La scuola attenta li vede bene i timidi e sa il loro diritto a voler diventare quel che sognano. Non promette quel che non può, ma certo può dar loro la parola per dirsi e una passione, felice dimenticarsi di sé perché finalmente altro ci ha innamorato e possiamo afferrare non qualsiasi possibilità, ma questa sì, è nostra. Un risorgere senza miracolo o magia, fatto di giusti spazi di attesa, di accanito rispetto, anche questo fuori moda, per la bella varietà di caratteri e personalità. Di attenzione a non umiliare. Di riconoscere e appunto chiamar per nome. Fuori dalla scuola i timidi spariscono. Perennemente assenti agli appelli, se per rispondere si deve gridare. Ma poi: timidi rispetto a chi? Rispetto al dominante, ovvio, spadroneggiare, gazzarra ipnotica che chiamiamo normalità? Non c’è colpa né virtù ad essere timidi.

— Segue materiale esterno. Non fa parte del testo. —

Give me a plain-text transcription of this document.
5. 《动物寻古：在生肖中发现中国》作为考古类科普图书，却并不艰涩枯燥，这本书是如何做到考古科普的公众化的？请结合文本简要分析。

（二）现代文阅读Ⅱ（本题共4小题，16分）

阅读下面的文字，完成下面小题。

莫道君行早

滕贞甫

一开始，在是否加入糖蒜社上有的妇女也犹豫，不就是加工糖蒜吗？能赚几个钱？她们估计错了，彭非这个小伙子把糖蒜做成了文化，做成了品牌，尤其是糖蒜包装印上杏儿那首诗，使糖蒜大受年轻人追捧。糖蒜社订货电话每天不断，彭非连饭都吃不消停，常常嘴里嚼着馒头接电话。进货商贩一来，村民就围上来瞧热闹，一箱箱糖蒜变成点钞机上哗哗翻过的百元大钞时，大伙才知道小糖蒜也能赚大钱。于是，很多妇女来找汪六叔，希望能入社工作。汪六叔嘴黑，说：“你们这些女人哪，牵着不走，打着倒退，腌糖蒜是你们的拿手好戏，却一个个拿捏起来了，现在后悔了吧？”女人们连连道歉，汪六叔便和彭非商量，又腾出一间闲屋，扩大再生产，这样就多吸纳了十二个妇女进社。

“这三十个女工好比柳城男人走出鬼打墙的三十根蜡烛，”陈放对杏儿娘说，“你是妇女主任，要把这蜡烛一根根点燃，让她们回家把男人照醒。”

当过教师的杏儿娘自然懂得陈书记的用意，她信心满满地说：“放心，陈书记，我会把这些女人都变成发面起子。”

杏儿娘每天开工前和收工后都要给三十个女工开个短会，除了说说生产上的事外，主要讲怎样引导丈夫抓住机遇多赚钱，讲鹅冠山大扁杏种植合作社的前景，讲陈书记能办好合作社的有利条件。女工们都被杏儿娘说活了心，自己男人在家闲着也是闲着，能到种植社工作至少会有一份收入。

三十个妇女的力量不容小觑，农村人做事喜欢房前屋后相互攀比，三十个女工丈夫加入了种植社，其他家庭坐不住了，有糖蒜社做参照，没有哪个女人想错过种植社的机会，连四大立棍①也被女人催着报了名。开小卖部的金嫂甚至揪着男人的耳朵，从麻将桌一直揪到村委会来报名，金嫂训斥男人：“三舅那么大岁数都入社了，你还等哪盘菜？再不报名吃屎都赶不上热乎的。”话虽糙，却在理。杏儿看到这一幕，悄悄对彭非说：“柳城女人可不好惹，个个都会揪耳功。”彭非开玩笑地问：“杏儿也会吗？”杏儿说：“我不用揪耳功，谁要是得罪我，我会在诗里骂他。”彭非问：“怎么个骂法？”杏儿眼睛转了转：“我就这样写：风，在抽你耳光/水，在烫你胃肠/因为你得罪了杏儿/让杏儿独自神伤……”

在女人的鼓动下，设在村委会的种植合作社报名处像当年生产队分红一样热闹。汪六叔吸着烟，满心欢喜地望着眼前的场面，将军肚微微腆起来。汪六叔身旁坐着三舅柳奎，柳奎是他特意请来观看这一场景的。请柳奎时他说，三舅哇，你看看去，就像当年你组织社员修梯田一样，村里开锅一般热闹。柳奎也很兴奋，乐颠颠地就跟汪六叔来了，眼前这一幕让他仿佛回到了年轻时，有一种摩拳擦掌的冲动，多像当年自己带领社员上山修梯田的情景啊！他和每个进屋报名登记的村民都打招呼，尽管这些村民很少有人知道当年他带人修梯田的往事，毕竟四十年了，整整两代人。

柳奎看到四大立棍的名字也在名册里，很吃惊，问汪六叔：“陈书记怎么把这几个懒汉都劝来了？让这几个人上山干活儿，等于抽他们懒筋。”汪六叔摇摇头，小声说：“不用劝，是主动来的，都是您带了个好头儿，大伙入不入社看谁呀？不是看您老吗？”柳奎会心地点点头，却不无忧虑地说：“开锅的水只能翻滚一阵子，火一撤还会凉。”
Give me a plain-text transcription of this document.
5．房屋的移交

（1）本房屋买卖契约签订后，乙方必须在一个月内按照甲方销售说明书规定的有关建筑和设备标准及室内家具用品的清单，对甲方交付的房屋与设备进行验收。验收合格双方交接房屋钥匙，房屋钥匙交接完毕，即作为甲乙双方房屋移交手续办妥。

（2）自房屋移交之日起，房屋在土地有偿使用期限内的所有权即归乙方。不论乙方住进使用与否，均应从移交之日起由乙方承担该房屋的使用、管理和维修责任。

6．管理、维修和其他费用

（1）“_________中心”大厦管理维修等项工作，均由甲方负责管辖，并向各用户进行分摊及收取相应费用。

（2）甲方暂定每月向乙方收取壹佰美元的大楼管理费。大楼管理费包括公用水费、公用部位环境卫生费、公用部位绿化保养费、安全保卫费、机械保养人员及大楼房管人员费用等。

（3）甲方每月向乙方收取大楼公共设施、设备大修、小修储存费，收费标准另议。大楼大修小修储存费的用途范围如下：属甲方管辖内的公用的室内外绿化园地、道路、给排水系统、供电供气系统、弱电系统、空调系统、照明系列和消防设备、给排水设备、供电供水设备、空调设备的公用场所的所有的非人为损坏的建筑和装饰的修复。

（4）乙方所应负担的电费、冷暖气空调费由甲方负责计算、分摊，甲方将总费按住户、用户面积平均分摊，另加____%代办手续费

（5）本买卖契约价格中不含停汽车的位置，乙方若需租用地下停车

Ma non c’ è scampo, se intorno abbiamo sciami di arroganti, prevaricatori, esibizionisti, compiaciuti e noncuranti. Oppure solo distratti. Anche questi li abbiamo a scuola, prima. Nel nostro bel laboratorio di convivenza possiamo un po’ sdipanare la loro furia d’esserci alla faccia del mondo tutto. Trasformare la devozione per l’apparire in devozione per la vita. Ma ci servono tanti tanti alleati. Impiegati, commessi, guidatori, arbitri e giocatori. E ministri. Perché no.